С назначением в Большой театр Евгения Светланова главным дирижёром в начале 60-х ситуация в оркестре драматически изменилась. Вынудили уйти на пенсию прославленного главного дирижёра А.Ш. Мелик-Пашаева. Это было болезненным ударом, как для всего театра, так и для оркестра. Светланов решил обновить оркестр – главным образом за счёт увольнения старшего поколения солистов оркестра на пенсию и заполнить их места, продвигая их бывших помощников, а остальные – «задние пульты» заполнять по мере надобности новым поколением музыкантов, как правило, из числа недавно окончивших Консерваторию.

Смена поколений всегда во все времена вполне обусловлена течением времени. Но в данном случае дело касалось выдающихся музыкантов, которых следовало сохранить для оркестра театра на максимально долгое время. Слишком значительна была их художественная ценность.

В итоге Светланов провёл свой план довольно быстро.
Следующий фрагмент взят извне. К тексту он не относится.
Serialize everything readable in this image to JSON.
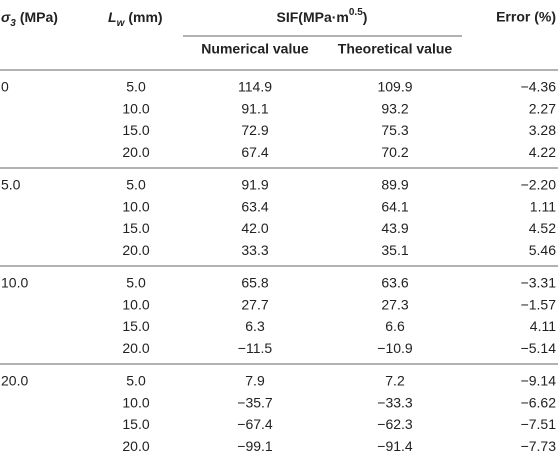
{
  "header": {
    "sigma": {
      "symbol": "σ",
      "subscript": "3",
      "unit": "(MPa)"
    },
    "lw": {
      "symbol": "L",
      "subscript": "w",
      "unit": "(mm)"
    },
    "sif": {
      "text": "SIF(MPa·m",
      "superscript": "0.5",
      "close": ")"
    },
    "numerical": "Numerical value",
    "theoretical": "Theoretical value",
    "error": "Error (%)"
  },
  "groups": [
    {
      "sigma": "0",
      "rows": [
        [
          "5.0",
          "114.9",
          "109.9",
          "−4.36"
        ],
        [
          "10.0",
          "91.1",
          "93.2",
          "2.27"
        ],
        [
          "15.0",
          "72.9",
          "75.3",
          "3.28"
        ],
        [
          "20.0",
          "67.4",
          "70.2",
          "4.22"
        ]
      ]
    },
    {
      "sigma": "5.0",
      "rows": [
        [
          "5.0",
          "91.9",
          "89.9",
          "−2.20"
        ],
        [
          "10.0",
          "63.4",
          "64.1",
          "1.11"
        ],
        [
          "15.0",
          "42.0",
          "43.9",
          "4.52"
        ],
        [
          "20.0",
          "33.3",
          "35.1",
          "5.46"
        ]
      ]
    },
    {
      "sigma": "10.0",
      "rows": [
        [
          "5.0",
          "65.8",
          "63.6",
          "−3.31"
        ],
        [
          "10.0",
          "27.7",
          "27.3",
          "−1.57"
        ],
        [
          "15.0",
          "6.3",
          "6.6",
          "4.11"
        ],
        [
          "20.0",
          "−11.5",
          "−10.9",
          "−5.14"
        ]
      ]
    },
    {
      "sigma": "20.0",
      "rows": [
        [
          "5.0",
          "7.9",
          "7.2",
          "−9.14"
        ],
        [
          "10.0",
          "−35.7",
          "−33.3",
          "−6.62"
        ],
        [
          "15.0",
          "−67.4",
          "−62.3",
          "−7.51"
        ],
        [
          "20.0",
          "−99.1",
          "−91.4",
          "−7.73"
        ]
      ]
    }
  ]
}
Его собственный дирижёрский талант позволял сохранять прежний уровень спектаклей и делать новые постановки уже со «своим» составом. Такие изменения происходили и происходят во всех оперных и симфонических оркестрах мира – каждый новый музыкальный директор, постепенно, но неуклонно сразу же начинает привлекать к работе своих музыкантов, с которыми его связывали годы совместной работы или личной дружбы. Новые члены оркестра, естественно, будут гораздо более лояльны к своему главному дирижёру, давшему им работу, чем поколение, работавшее до прихода нового «хозяина».

Тогда я всего этого не знал и просто думал, что старшее поколение уходит, а для молодых музыкантов, естественно, открывается перспектива стать участниками прославленного оркестра Большого театра.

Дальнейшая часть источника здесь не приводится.